当数据的世代数较少时，采用具有成熟和年轻算法的一步法基因组 REML 是否更具计算效率？

Is single-step genomic REML with the algorithm for proven and young more computationally efficient when less generations of data are present?

机构信息

Breeding Research Department, Bayer Crop Science, Uberlândia, Minas Gerais, Brazil.

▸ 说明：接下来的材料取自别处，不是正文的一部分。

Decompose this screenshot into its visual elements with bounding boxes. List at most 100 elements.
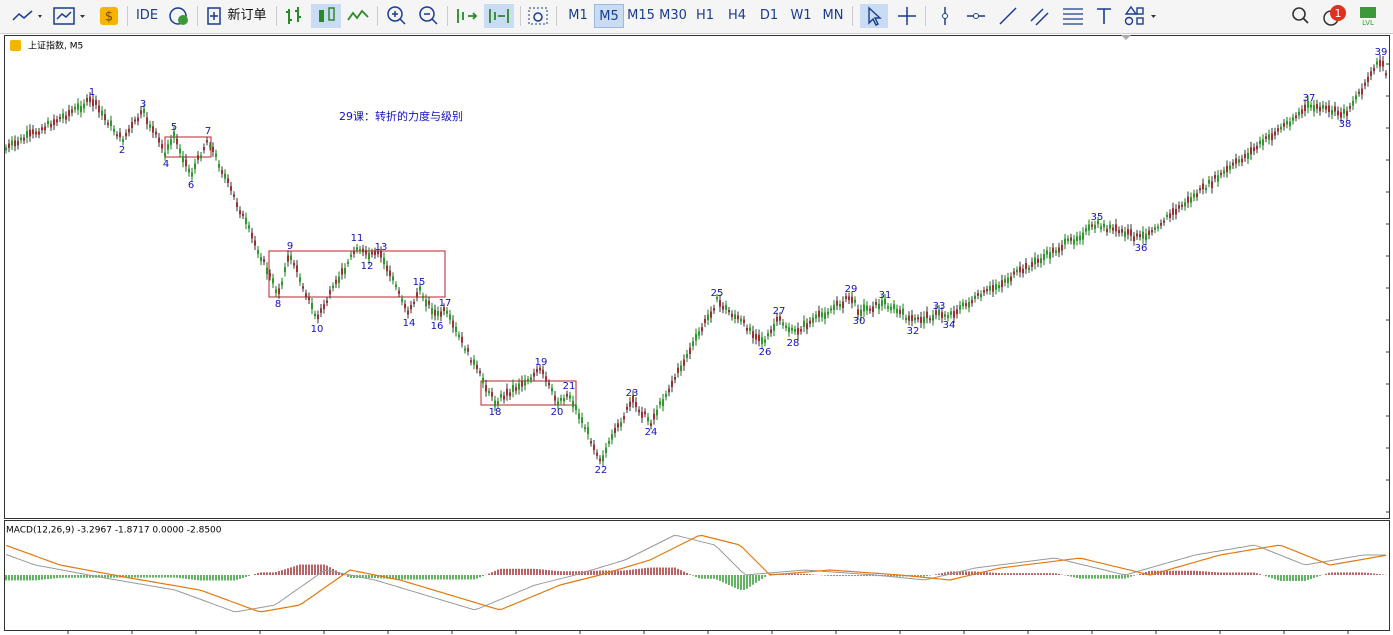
- candle-body: [521, 380, 523, 387]
- candle-body: [578, 413, 580, 419]
- candle-body: [344, 267, 346, 274]
- candle-body: [689, 347, 691, 354]
- search-button[interactable]: [1290, 4, 1312, 28]
- wave-label: 38: [1339, 119, 1352, 130]
- timeframe-button[interactable]: W1: [790, 8, 812, 23]
- candle-body: [977, 293, 979, 296]
- candle-body: [920, 316, 922, 323]
- channel-button[interactable]: [1028, 4, 1052, 28]
- candle-body: [1058, 247, 1060, 253]
- candle-body: [392, 276, 394, 281]
- candle-body: [182, 156, 184, 163]
- candle-body: [1217, 175, 1219, 182]
- bar-chart-button[interactable]: [283, 4, 305, 28]
- candle-body: [230, 186, 232, 191]
- wave-label: 27: [773, 306, 786, 317]
- candle-body: [260, 257, 262, 262]
- signals-button[interactable]: $: [98, 4, 120, 28]
- candle-body: [533, 372, 535, 377]
- shapes-button[interactable]: [1122, 4, 1162, 28]
- candle-body: [176, 138, 178, 145]
- candle-body: [938, 309, 940, 316]
- screenshot-button[interactable]: [527, 4, 549, 28]
- line-chart-button[interactable]: [346, 4, 370, 28]
- timeframe-button[interactable]: M30: [659, 8, 687, 23]
- candle-body: [566, 393, 568, 397]
- candle-body: [164, 152, 166, 157]
- text-button[interactable]: [1094, 4, 1114, 28]
- timeframe-button[interactable]: M15: [627, 8, 655, 23]
- candle-body: [1256, 145, 1258, 150]
- timeframe-button[interactable]: H4: [727, 8, 747, 23]
- cursor-button[interactable]: [860, 4, 888, 28]
- crosshair-button[interactable]: [896, 4, 918, 28]
- fibo-button[interactable]: [1061, 4, 1085, 28]
- timeframe-button[interactable]: M5: [594, 4, 624, 28]
- candle-body: [572, 400, 574, 408]
- candle-body: [1046, 250, 1048, 255]
- chart-type-button[interactable]: [10, 4, 46, 28]
- signal-line: [5, 534, 1387, 613]
- autoscroll-button[interactable]: [454, 4, 478, 28]
- chart-shift-button[interactable]: [484, 4, 514, 28]
- template-button[interactable]: [52, 4, 90, 28]
- candle-body: [485, 385, 487, 392]
- candle-body: [557, 401, 559, 406]
- candle-body: [1160, 222, 1162, 226]
- candle-body: [539, 367, 541, 371]
- candle-body: [110, 120, 112, 127]
- wave-label: 5: [171, 122, 177, 133]
- timeframe-button[interactable]: D1: [759, 8, 779, 23]
- candle-body: [1028, 267, 1030, 270]
- level-button[interactable]: LVL: [1356, 4, 1380, 28]
- candle-body: [791, 327, 793, 331]
- candle-body: [1379, 59, 1381, 67]
- candle-body: [761, 337, 763, 344]
- vline-button[interactable]: [934, 4, 956, 28]
- timeframe-button[interactable]: MN: [822, 8, 844, 23]
- candle-body: [269, 273, 271, 277]
- candle-body: [1181, 204, 1183, 207]
- market-button[interactable]: [168, 4, 190, 28]
- candle-chart-button[interactable]: [311, 4, 341, 28]
- candle-body: [476, 364, 478, 370]
- candle-body: [698, 331, 700, 336]
- candle-body: [1022, 268, 1024, 274]
- candle-body: [50, 124, 52, 128]
- candle-body: [437, 310, 439, 316]
- wave-label: 9: [287, 241, 293, 252]
- candle-body: [527, 379, 529, 382]
- candle-body: [8, 143, 10, 149]
- candle-body: [419, 286, 421, 291]
- candle-body: [1076, 236, 1078, 242]
- candle-body: [1157, 226, 1159, 229]
- separator: [520, 6, 521, 26]
- wave-label: 12: [361, 261, 374, 272]
- candle-body: [650, 423, 652, 426]
- wave-label: 3: [140, 99, 146, 110]
- candle-body: [623, 416, 625, 420]
- candle-body: [1007, 277, 1009, 284]
- timeframe-button[interactable]: M1: [568, 8, 588, 23]
- hline-button[interactable]: [965, 4, 987, 28]
- zoom-out-button[interactable]: [417, 4, 439, 28]
- candle-body: [326, 300, 328, 303]
- candle-body: [1208, 179, 1210, 184]
- timeframe-button[interactable]: H1: [695, 8, 715, 23]
- candle-body: [1271, 133, 1273, 141]
- ide-button[interactable]: IDE: [135, 8, 159, 23]
- new-order-icon[interactable]: [205, 4, 223, 28]
- candle-body: [905, 317, 907, 321]
- notifications-button[interactable]: 1: [1320, 4, 1350, 28]
- candle-body: [1352, 100, 1354, 106]
- new-order-button[interactable]: 新订单: [227, 8, 267, 23]
- candle-body: [191, 172, 193, 177]
- candle-body: [515, 387, 517, 391]
- candle-body: [794, 329, 796, 332]
- zoom-in-button[interactable]: [385, 4, 407, 28]
- trendline-button[interactable]: [997, 4, 1019, 28]
- candle-body: [1205, 187, 1207, 191]
- candle-body: [158, 137, 160, 143]
- candle-body: [1247, 152, 1249, 159]
- wave-label: 14: [403, 318, 416, 329]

Departamento de Zootecnia, Universidade Federal de Viçosa, Viçosa, Minas Gerais, Brazil.

出版信息

J Anim Sci. 2022 May 1;100(5). doi: 10.1093/jas/skac082.

DOI:10.1093/jas/skac082

PMID:35289906

原文链接:https://pmc.ncbi.nlm.nih.gov/articles/PMC9118993/

Abstract

Efficient computing techniques allow the estimation of variance components for virtually any traditional dataset. When genomic information is available, variance components can be estimated using genomic REML (GREML). If only a portion of the animals have genotypes, single-step GREML (ssGREML) is the method of choice. The genomic relationship matrix (G) used in both cases is dense, limiting computations depending on the number of genotyped animals. The algorithm for proven and young (APY) can be used to create a sparse inverse of G (GAPY-1) with close to linear memory and computing requirements. In ssGREML, the inverse of the realized relationship matrix (H-1) also includes the inverse of the pedigree relationship matrix, which can be dense with a long pedigree, but sparser with short. The main purpose of this study was to investigate whether costs of ssGREML can be reduced using APY with truncated pedigree and phenotypes. We also investigated the impact of truncation on variance components estimation when different numbers of core animals are used in APY. Simulations included 150K animals from 10 generations, with selection. Phenotypes (h2 = 0.3) were available for all animals in generations 1-9. A total of 30K animals in generations 8 and 9, and 15K validation animals in generation 10 were genotyped for 52,890 SNP. Average information REML and ssGREML with G-1 and GAPY-1 using 1K, 5K, 9K, and 14K core animals were compared. Variance components are impacted when the core group in APY represents the number of eigenvalues explaining a small fraction of the total variation in G. The most time-consuming operation was the inversion of G, with more than 50% of the total time. Next, numerical factorization consumed nearly 30% of the total computing time. On average, a 7% decrease in the computing time for ordering was observed by removing each generation of data. APY can be successfully applied to create the inverse of the genomic relationship matrix used in ssGREML for estimating variance components. To ensure reliable variance component estimation, it is important to use a core size that corresponds to the number of largest eigenvalues explaining around 98% of total variation in G. When APY is used, pedigrees can be truncated to increase the sparsity of H and slightly reduce computing time for ordering and symbolic factorization, with no impact on the estimates.

摘要

高效的计算技术可以对几乎任何传统数据集进行方差分量估计。当获得基因组信息时，可以使用基因组重复最大似然法（GREML）进行方差分量估计。如果只有部分动物具有基因型，则选择单步 GREML（ssGREML）。这两种情况下使用的基因组关系矩阵（G）都是密集的，这取决于基因型动物的数量，这会限制计算。已经证明和年轻（APY）的算法可以用于创建接近线性内存和计算要求的 G 的稀疏逆（GAPY-1）。在 ssGREML 中，实现关系矩阵（H-1）的逆也包括系谱关系矩阵的逆，系谱关系矩阵在系谱较长时可能是密集的，但在较短时较稀疏。本研究的主要目的是研究使用具有截断系谱和表型的 APY 是否可以降低 ssGREML 的成本。我们还研究了当在 APY 中使用不同数量的核心动物时，截断对方差分量估计的影响。模拟包括 10 代的 15 万只动物，具有选择。第 1-9 代的所有动物都可获得表型（h2=0.3）。第 8 代和第 9 代共有 3 万只动物，第 10 代有 1.5 万只验证动物，用于 52890 个 SNP 的基因型。使用 1K、5K、9K 和 14K 核心动物比较了平均信息 REML 和使用 G-1 和 GAPY-1 的 ssGREML。当 APY 中的核心群体代表解释 G 中总变异的一小部分的特征值数量时，方差分量会受到影响。最耗时的操作是 G 的逆，占总时间的 50%以上。接下来，数值分解消耗了总计算时间的近 30%。平均而言，通过删除每一代数据，观察到排序计算时间减少了 7%。APY 可成功应用于创建用于估计方差分量的 ssGREML 中基因组关系矩阵的逆。为了确保可靠的方差分量估计，使用对应于解释 G 中总变异的约 98%的最大特征值数量的核心大小很重要。当使用 APY 时，可以截断系谱以增加 H 的稀疏性，并略微减少排序和符号分解的计算时间，而对估计没有影响。